Each morning and evening when I let the dog out the back door, he makes a beeline for the back corner of the yard and circles around my pile. Sometimes he chases off a squirrel or sniffs out a chipmunk, but more often on these mid-summer days, morning and night, he gives flight to two or three robins that have taken to perching on the log walls beside the pile. I can see tell-tale signs that they flick about the surface of my pile, scattering flecks of leaf litter in search of easy pickings.

Not unlike the robins, I inspect the surface of my pile each time I visit, plucking out and flicking away the twigs and wood chips that continually bob up like corks to the surface. I seldom notice those woody chunks and stems when I rake up the leaves from the yard each fall. Maybe some fall directly from the overhanging maple that shades my pile; most get hoovered up when I pass the mower along the mulched garden beds. But still, these stray pieces remind me that a leaf really is just the tip of the spear, and the trees in my yard continually crop themselves by shedding bark and limbs and branches, which fall to the ground to be broken down further by hand or blade. I pick them off as a habit all through the winter and spring and toss the pieces to the side, their dark moist color standing out from bed of the sun-bleached wood chips spread between my pile and tool shed.

An oblique view of my pile from a couple years ago. At this point in the season it is a squat, rounded mound of nearly finished compost.

Each chip I toss aside is one less piece I’ll need to screen the finished compost come the time to disperse it across my lawn, a laborious task I rarely bother with anyway. Mostly such grooming is my way to stay connected with my pile, by hand, much in the same way I enjoy picking up seashells and curious rocks at the beach, or plucking rocks from the lawn heaved up by the spring thaw. A touch is sometimes all it takes to stay connected, bonded. Ask any chimp.

My pile gives me much pleasure, in the way that a backyard sandbox once entertained my boy, a world unto its own, full of imaginings and possibilities.

The recent hard-pounding rain has exposed, like it always does, a fresh smattering of wood chips and twigs gathered to flick away.
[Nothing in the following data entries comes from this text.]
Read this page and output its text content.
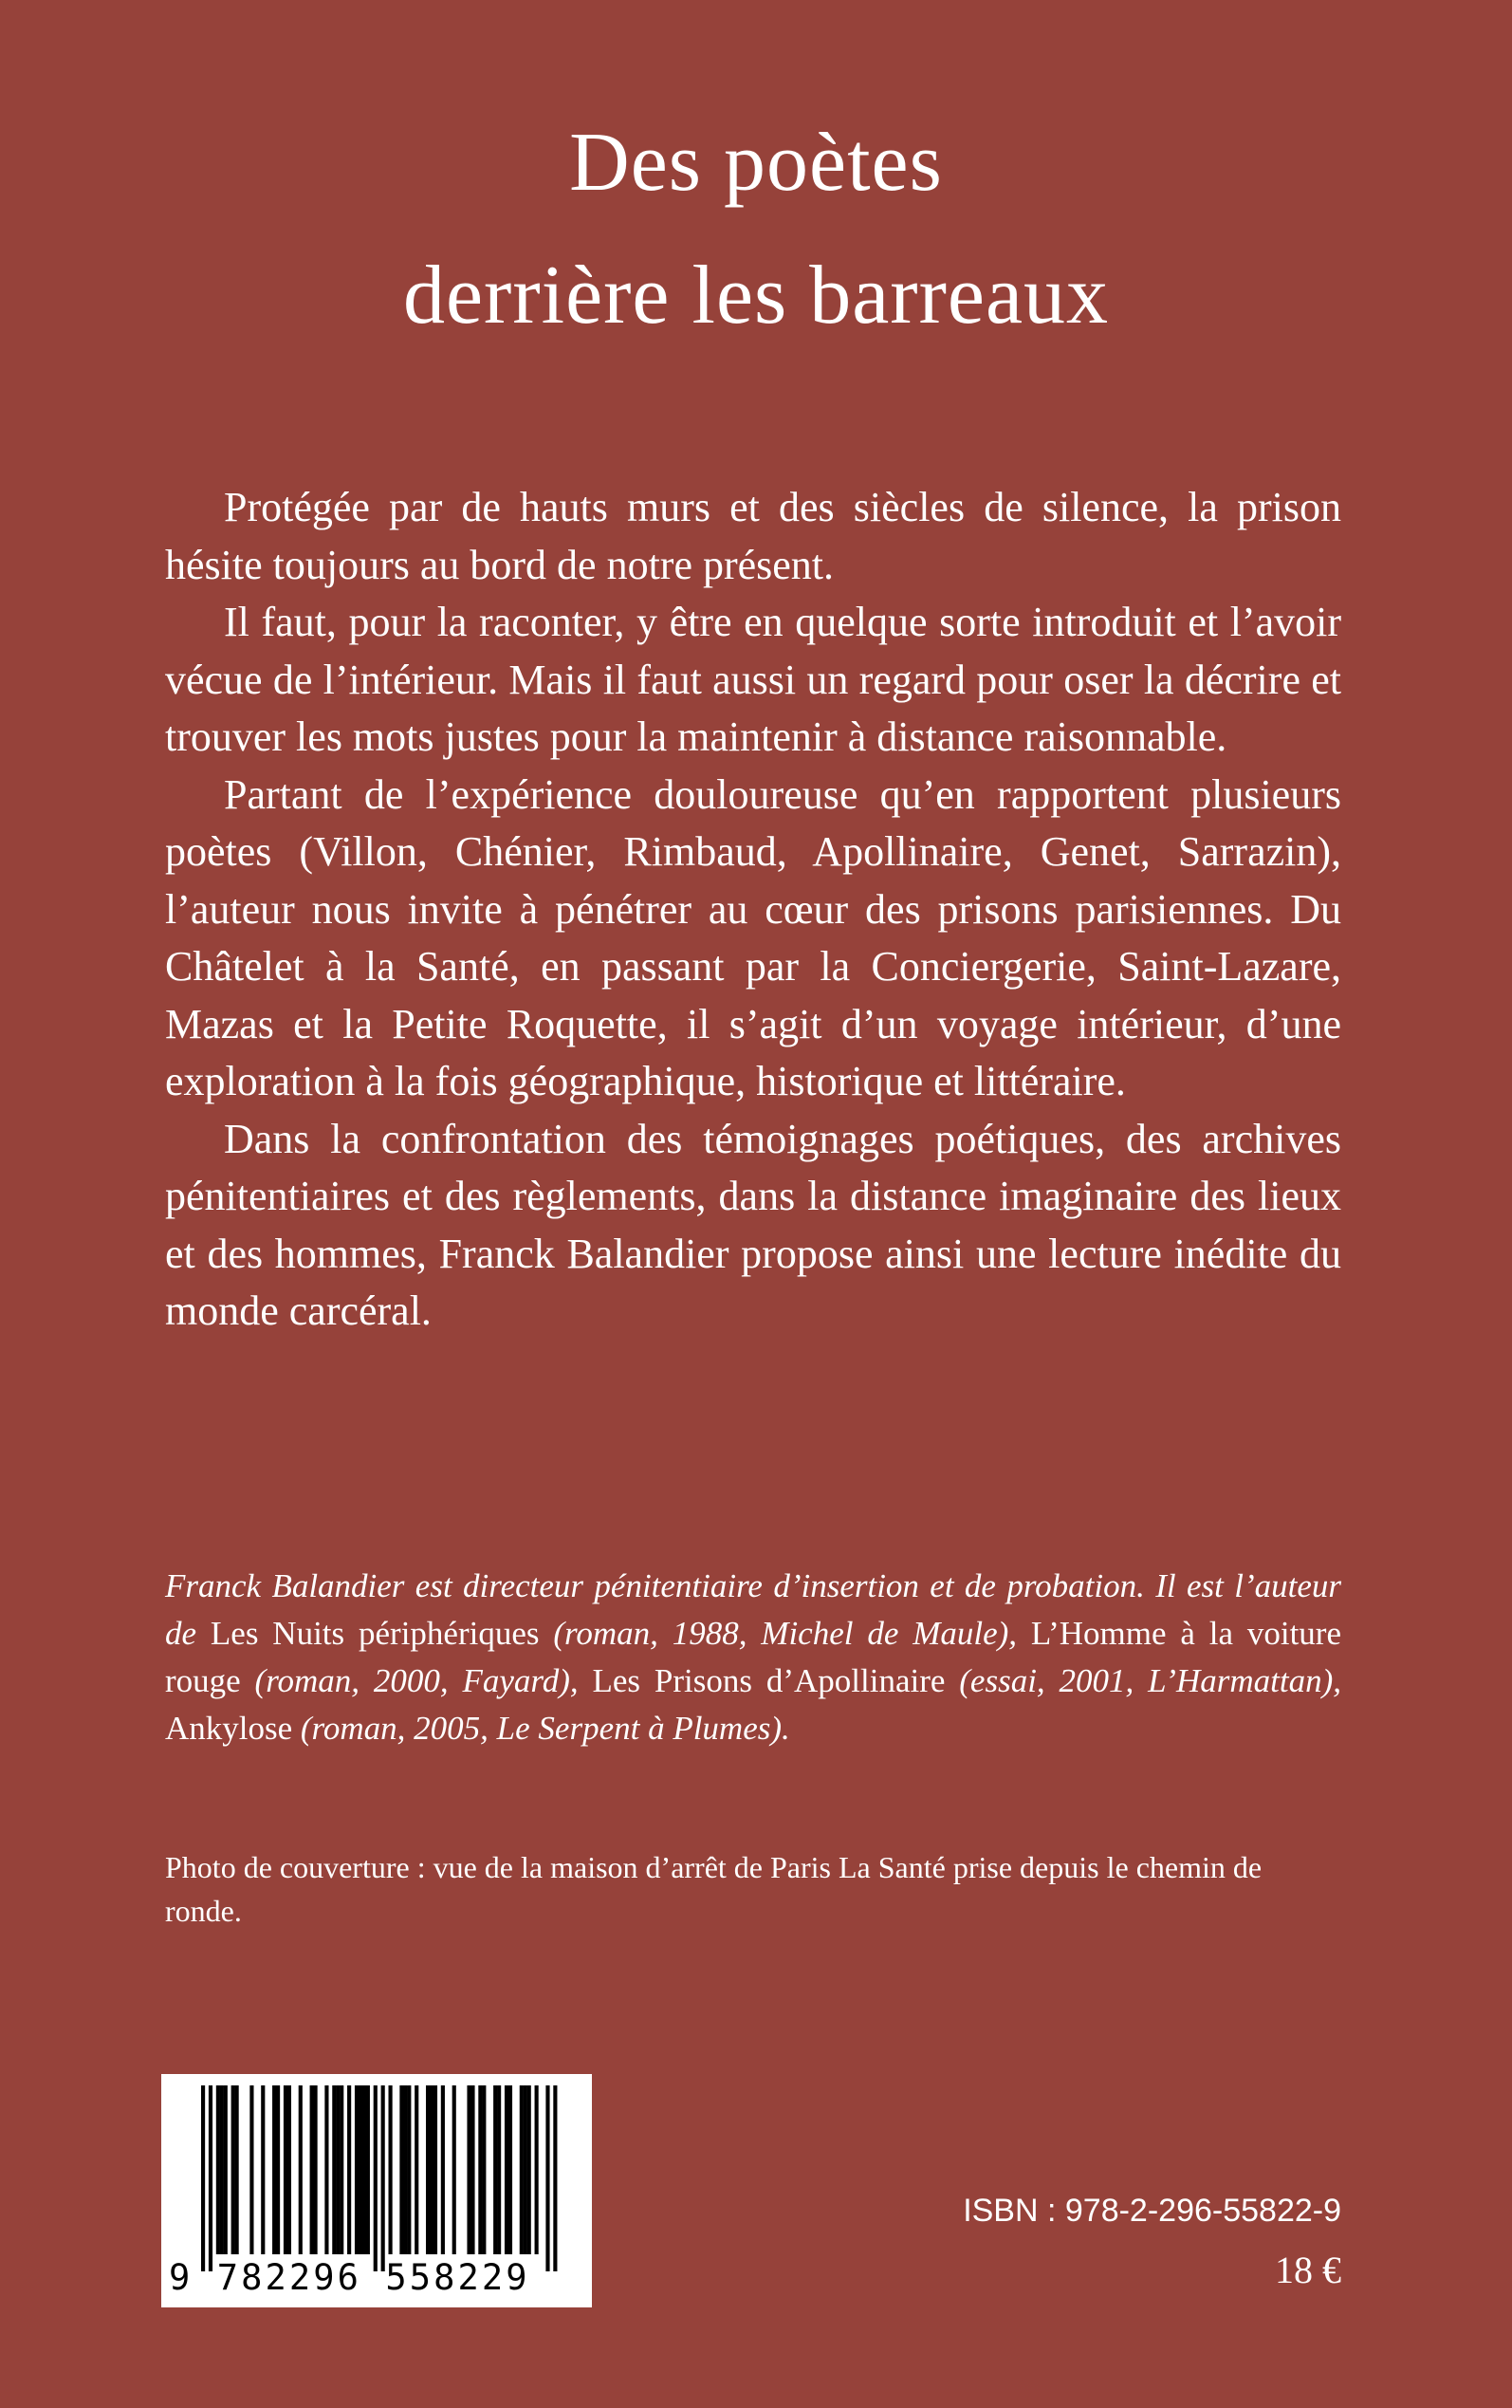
Des poètes
derrière les barreaux

Protégée par de hauts murs et des siècles de silence, la prison hésite toujours au bord de notre présent.

Il faut, pour la raconter, y être en quelque sorte introduit et l’avoir vécue de l’intérieur. Mais il faut aussi un regard pour oser la décrire et trouver les mots justes pour la maintenir à distance raisonnable.

Partant de l’expérience douloureuse qu’en rapportent plusieurs poètes (Villon, Chénier, Rimbaud, Apollinaire, Genet, Sarrazin), l’auteur nous invite à pénétrer au cœur des prisons parisiennes. Du Châtelet à la Santé, en passant par la Conciergerie, Saint-Lazare, Mazas et la Petite Roquette, il s’agit d’un voyage intérieur, d’une exploration à la fois géographique, historique et littéraire.

Dans la confrontation des témoignages poétiques, des archives pénitentiaires et des règlements, dans la distance imaginaire des lieux et des hommes, Franck Balandier propose ainsi une lecture inédite du monde carcéral.

Franck Balandier est directeur pénitentiaire d’insertion et de probation. Il est l’auteur de Les Nuits périphériques (roman, 1988, Michel de Maule), L’Homme à la voiture rouge (roman, 2000, Fayard), Les Prisons d’Apollinaire (essai, 2001, L’Harmattan), Ankylose (roman, 2005, Le Serpent à Plumes).
Photo de couverture : vue de la maison d’arrêt de Paris La Santé prise depuis le chemin de ronde.
9 782296 558229
ISBN : 978-2-296-55822-9
18 €
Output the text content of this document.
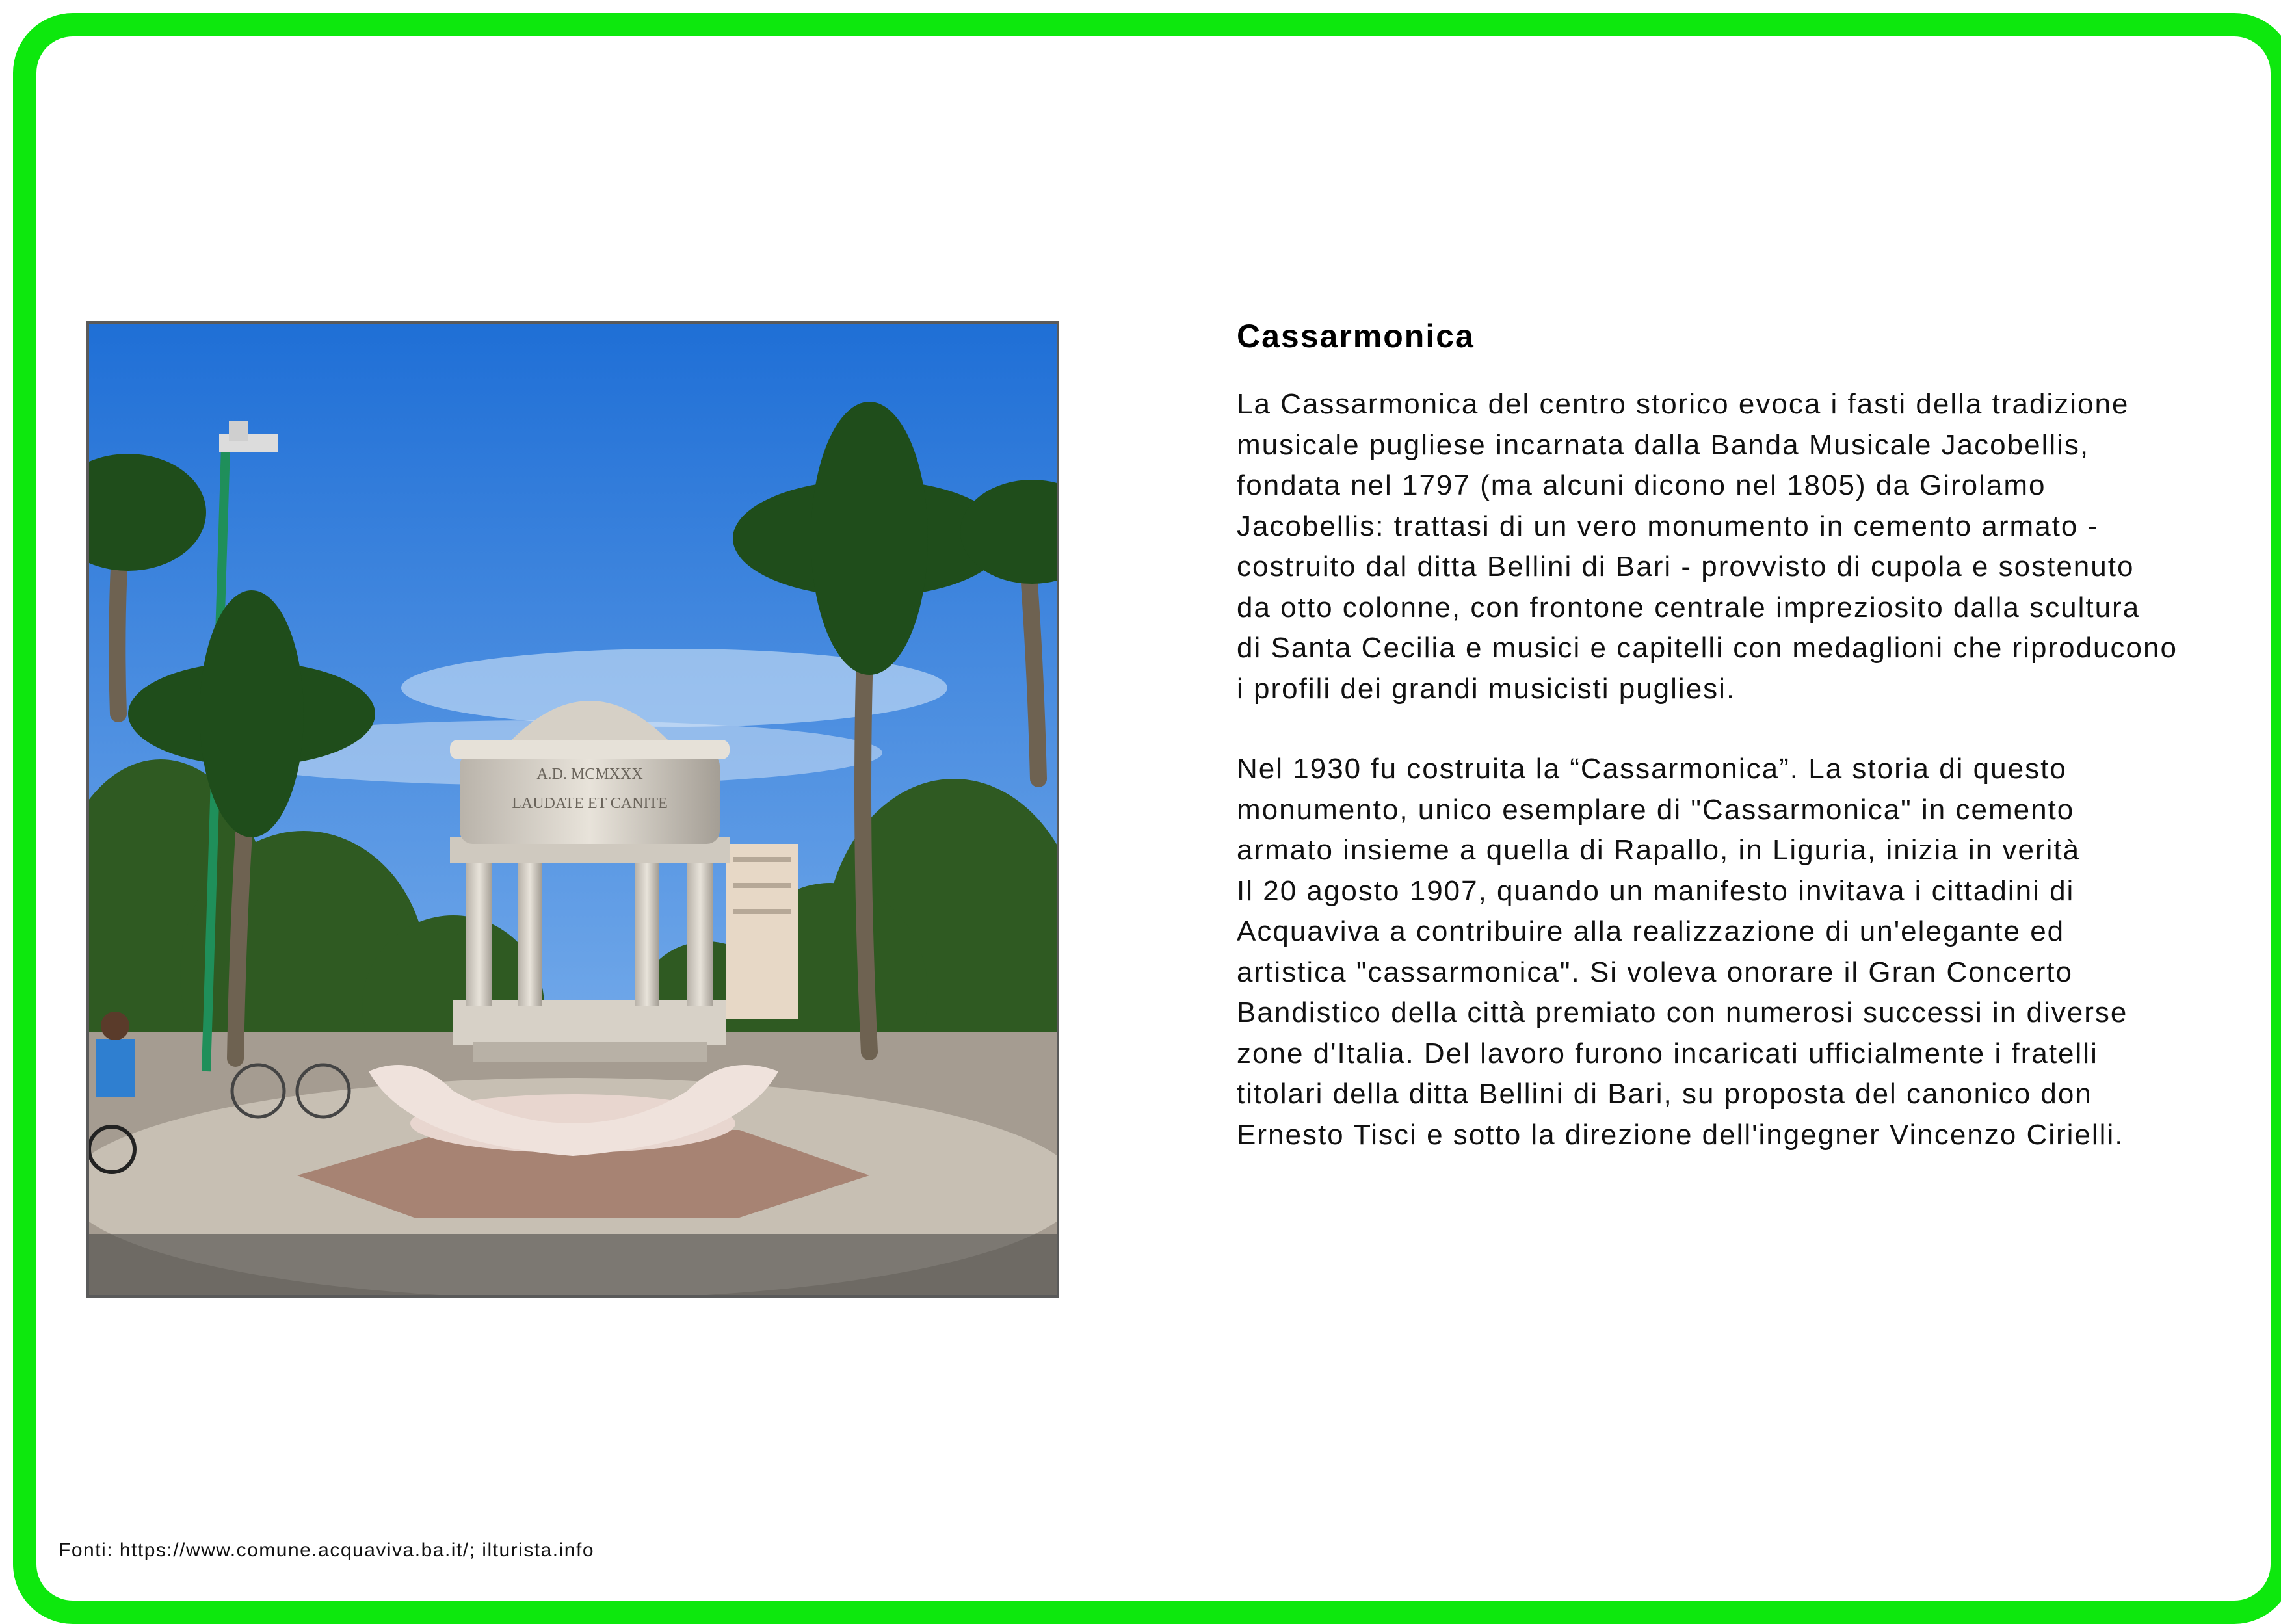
A.D. MCMXXX
LAUDATE ET CANITE
Cassarmonica
La Cassarmonica del centro storico evoca i fasti della tradizione
musicale pugliese incarnata dalla Banda Musicale Jacobellis,
fondata nel 1797 (ma alcuni dicono nel 1805) da Girolamo
Jacobellis: trattasi di un vero monumento in cemento armato -
costruito dal ditta Bellini di Bari - provvisto di cupola e sostenuto
da otto colonne, con frontone centrale impreziosito dalla scultura
di Santa Cecilia e musici e capitelli con medaglioni che riproducono
i profili dei grandi musicisti pugliesi.
Nel 1930 fu costruita la “Cassarmonica”. La storia di questo
monumento, unico esemplare di "Cassarmonica" in cemento
armato insieme a quella di Rapallo, in Liguria, inizia in verità
Il 20 agosto 1907, quando un manifesto invitava i cittadini di
Acquaviva a contribuire alla realizzazione di un'elegante ed
artistica "cassarmonica". Si voleva onorare il Gran Concerto
Bandistico della città premiato con numerosi successi in diverse
zone d'Italia. Del lavoro furono incaricati ufficialmente i fratelli
titolari della ditta Bellini di Bari, su proposta del canonico don
Ernesto Tisci e sotto la direzione dell'ingegner Vincenzo Cirielli.

Fonti: https://www.comune.acquaviva.ba.it/; ilturista.info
Flotsam and jetsam from the beach constantly reveal themselves as well; the rubber heel to a flip-flop, a stretchy wristband and other scraps of plastic are tossed aside as well, to be taken back inside to the garbage can in the kitchen. Tonight’s surprise find is a salad fork, likely discarded from a dinner plate hastily scraped off by one of the neighbor’s girls and dumped into the waste bucket. Its tines are crusted with humus; I’ll stick it in the dishwasher before returning it, once again shiny and stainless, to the family next door. My pile is nearly done. I can tell that not by sticking a fork in it, but by pulling one out.

In no small way, I want to delay the end game, to string out my pile for as long as I can. Over the past six months I’ve mixed into the base heap of autumn leaves hundreds and hundreds of pounds of reclaimed green organics, from kitchen, lawn and garden, beach and barn. I’ve turned and aerated the top and front and back and left side. Next will I will plunge into the right side, squaring the circle that is my pile with pitchfork and rake.  It’s the final untouched quadrant of my pile, and once I turn it up and over, I will have handled most every inch of my pile, save for the very bottom core. Though I’ve scratched the surface of my pile through and through, deep inside it is a time capsule of compost undisturbed since late last fall. No doubt there will be new surprises to come across, along with a rich supply of humus I had no hand in making. My pile always does its own thing, and that thing is turning the rot of old life into living new soil.

I’ll harvest a small portion for the vegetable garden, adding shovels of nearly finished compost around the tomato plants and along the rows of salad greens to keep the weeds at bay and the soil from baking in the hot summer sun. The rest I will soon broadcast across the yard and mulch into the turf — a labor of love but laborious, too. And then, my pile will be no more.

So for now, I am content for my pile to stay itself, in all its glory.